Wednesday, June 18, 2014

Baked Polenta and Zucchini Fries

It has been almost exactly TWO years since the last time I posted anything on this blog.  Life with two kids (and a husband and a dog) is nothing short of crazy and something had to give.  Not just blogging, but for the first year of my daughters life, cooking too.  Yes... for at least the past year I have fallen into the exhausted Mom trap of prepacked, more-than-semi-homemade, from the freezer foods and carry out dining. 

Now that my son is approaching 4 and my daughter is 15 months, life is slowly heading back to cruise control and my motivation for creating, experimenting, cooking and blogging is finally returning.

If you just found me, welcome and thank you for being here.  I hope to inspire you to try new things and offer fresh, fun and healthy food to your family they will actually eat!  I also hope to be inspired by you.  So please leave comments, share you thoughts and ask for recipes you'd like to see. 

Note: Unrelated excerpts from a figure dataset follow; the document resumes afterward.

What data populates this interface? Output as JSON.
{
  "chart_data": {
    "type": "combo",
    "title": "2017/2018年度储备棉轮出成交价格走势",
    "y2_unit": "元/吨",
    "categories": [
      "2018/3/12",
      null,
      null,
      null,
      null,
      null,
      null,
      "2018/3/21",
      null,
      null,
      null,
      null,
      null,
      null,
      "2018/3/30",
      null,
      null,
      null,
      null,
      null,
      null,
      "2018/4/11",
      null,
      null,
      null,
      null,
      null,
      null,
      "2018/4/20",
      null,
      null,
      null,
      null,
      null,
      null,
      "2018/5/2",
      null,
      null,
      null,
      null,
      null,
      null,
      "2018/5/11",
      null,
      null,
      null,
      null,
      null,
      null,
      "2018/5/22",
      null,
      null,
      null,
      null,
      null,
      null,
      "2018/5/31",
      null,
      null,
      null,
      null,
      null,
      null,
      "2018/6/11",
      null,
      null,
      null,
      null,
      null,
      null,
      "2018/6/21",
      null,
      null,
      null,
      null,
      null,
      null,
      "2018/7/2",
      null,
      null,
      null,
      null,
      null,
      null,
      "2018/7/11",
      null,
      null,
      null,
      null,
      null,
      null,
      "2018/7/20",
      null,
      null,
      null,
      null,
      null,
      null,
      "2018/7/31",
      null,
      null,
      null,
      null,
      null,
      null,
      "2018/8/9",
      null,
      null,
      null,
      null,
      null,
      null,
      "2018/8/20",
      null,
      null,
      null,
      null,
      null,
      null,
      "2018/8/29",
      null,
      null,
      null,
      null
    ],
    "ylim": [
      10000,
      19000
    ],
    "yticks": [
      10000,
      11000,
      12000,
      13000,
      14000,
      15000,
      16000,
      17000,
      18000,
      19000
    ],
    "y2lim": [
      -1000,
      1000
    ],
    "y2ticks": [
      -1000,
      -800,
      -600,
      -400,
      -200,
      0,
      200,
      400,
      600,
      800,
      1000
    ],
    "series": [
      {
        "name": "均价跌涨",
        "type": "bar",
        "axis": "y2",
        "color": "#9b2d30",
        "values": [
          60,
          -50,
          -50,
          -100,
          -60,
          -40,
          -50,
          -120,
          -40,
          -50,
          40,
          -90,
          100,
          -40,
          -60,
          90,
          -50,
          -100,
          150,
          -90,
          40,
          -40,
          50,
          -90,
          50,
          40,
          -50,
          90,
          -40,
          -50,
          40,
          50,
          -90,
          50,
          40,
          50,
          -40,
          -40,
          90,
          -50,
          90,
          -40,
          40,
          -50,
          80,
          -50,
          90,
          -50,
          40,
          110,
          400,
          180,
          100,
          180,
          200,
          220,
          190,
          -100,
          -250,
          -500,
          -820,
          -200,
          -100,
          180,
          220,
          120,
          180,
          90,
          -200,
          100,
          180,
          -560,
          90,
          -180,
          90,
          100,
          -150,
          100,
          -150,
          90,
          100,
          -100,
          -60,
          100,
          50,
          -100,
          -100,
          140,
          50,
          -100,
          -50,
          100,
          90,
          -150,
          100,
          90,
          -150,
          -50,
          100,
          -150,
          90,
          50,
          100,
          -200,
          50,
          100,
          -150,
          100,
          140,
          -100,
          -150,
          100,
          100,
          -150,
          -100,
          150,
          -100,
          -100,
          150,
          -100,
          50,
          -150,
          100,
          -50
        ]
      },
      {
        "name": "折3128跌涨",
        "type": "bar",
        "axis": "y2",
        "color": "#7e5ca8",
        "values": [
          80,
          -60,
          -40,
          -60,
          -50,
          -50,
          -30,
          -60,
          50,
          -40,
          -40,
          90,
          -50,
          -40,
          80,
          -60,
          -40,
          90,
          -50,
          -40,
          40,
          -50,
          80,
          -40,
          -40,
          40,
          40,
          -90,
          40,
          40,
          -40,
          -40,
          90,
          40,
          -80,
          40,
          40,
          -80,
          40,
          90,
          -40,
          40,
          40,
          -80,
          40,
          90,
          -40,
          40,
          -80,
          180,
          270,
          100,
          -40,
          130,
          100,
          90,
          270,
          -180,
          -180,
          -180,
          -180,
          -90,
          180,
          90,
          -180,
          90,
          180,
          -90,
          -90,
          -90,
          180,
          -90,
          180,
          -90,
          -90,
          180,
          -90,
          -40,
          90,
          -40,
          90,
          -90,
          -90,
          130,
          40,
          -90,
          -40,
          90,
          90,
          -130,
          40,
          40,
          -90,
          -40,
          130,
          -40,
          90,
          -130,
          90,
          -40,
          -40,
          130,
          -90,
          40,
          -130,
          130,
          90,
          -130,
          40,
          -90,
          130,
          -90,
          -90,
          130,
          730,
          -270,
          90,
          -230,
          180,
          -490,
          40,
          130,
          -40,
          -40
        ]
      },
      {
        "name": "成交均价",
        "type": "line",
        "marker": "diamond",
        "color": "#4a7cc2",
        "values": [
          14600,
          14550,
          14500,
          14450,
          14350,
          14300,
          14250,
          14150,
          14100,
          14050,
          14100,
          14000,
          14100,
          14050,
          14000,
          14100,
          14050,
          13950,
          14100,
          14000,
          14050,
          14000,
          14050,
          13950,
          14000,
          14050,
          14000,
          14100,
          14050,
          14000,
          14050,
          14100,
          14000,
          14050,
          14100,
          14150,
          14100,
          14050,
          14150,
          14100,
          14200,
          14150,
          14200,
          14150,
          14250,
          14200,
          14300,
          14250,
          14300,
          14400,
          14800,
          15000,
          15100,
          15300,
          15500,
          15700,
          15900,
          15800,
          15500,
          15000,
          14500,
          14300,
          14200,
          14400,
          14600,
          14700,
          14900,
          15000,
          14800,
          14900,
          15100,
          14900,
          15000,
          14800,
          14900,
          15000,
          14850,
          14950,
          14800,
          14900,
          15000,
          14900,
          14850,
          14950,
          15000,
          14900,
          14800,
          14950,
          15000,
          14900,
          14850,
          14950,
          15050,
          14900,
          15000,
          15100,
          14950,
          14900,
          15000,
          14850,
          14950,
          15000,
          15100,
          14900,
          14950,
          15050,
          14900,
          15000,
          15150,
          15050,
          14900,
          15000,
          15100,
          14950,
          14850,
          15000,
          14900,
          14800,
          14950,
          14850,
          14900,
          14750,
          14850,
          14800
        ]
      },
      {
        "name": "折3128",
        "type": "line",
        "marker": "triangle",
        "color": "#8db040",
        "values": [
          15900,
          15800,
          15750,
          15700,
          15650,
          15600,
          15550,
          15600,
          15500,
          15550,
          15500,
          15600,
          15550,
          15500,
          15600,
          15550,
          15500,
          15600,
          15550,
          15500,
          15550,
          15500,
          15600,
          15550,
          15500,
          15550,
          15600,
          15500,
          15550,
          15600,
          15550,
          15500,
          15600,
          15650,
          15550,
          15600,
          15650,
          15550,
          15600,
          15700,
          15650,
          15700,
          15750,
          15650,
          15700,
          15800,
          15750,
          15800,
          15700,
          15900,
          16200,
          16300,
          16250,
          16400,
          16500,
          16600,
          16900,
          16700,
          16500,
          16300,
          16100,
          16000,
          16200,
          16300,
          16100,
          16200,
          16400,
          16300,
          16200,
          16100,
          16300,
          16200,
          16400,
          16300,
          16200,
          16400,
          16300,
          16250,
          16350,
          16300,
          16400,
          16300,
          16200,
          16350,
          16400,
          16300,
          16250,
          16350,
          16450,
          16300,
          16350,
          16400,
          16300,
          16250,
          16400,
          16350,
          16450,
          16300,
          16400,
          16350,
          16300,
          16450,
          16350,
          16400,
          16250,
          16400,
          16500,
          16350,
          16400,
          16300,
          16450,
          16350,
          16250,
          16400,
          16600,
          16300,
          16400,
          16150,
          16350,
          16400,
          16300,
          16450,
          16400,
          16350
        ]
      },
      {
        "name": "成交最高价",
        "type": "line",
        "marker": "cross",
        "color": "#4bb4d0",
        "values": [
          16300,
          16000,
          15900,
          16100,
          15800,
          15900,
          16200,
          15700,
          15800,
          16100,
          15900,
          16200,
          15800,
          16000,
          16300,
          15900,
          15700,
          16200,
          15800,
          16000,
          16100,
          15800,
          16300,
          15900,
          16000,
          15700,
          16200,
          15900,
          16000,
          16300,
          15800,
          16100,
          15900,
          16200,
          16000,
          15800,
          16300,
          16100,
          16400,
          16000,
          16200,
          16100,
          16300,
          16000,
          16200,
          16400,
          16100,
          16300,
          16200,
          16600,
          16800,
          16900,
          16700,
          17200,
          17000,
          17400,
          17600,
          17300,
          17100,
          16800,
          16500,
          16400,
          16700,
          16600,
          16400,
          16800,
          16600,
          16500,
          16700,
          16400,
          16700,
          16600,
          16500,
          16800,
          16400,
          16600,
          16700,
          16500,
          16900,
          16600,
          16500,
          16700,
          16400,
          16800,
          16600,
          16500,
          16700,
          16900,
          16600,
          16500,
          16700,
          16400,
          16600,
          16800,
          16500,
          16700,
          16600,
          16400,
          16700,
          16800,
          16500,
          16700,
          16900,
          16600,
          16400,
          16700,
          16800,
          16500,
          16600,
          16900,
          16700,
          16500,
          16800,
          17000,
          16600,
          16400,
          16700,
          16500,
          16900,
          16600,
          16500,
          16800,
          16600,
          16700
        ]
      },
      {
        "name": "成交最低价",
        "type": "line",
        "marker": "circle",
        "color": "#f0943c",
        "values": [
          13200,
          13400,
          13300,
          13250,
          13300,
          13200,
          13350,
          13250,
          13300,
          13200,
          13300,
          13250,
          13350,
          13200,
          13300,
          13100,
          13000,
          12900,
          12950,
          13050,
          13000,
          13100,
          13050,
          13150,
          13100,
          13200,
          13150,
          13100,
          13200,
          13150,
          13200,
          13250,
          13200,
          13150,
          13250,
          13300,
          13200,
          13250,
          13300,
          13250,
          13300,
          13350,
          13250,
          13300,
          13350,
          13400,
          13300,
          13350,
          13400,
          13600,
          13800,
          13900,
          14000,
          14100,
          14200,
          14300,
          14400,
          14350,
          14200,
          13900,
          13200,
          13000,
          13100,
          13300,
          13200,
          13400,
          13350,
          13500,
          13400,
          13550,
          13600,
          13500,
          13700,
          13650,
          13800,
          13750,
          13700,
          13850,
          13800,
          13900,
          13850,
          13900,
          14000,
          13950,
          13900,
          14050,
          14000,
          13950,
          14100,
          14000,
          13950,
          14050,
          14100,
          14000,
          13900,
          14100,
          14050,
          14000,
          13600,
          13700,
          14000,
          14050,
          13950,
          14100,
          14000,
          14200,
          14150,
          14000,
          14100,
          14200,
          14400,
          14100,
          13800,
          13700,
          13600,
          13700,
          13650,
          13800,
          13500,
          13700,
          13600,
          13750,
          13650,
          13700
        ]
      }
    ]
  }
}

Since I'm just getting the hang of this again, I don't have many step by step photos today.  But I do have a recipe!  And here it is...

Baked Polenta and Zucchini Fries

Ingredients for Polenta Fries
1 tube of store bought polenta (Plain or Basil & Garlic), halved and cut into 1-inch fries
olive oil cooking spray
salt & pepper

Instructions
Preheat oven to 450
Spray baking sheet with cooking spray and place polenta sticks.  Lightly spray over the top.  Bake for 30 minutes or until crispy to the touch and golden brown.  


Ingredients for Zucchini Fries
2 medium sized zucchinis, cut into thin fries
1/4 cup flour (I used whole wheat pastry flour)
1/4 tsp salt
1/4 tsp garlic powder
1 cup italian breadcrumbs
1/2 cup non dairy milk (almond, soy, rice, hemp)

Instructions
Preheat oven to 425
Line the baking sheets with cooling racks 
Set an assembly line of 3 bowls.  One for flour, salt and garlic powder, one for breadcrumbs and one for milk. Take each zucchini fry, dredge in flour (shake off any excess), dip in milk and cover with breadcrumbs and set on cooling rack.  See picture.  Bake 18-20 minutes or until golden brown.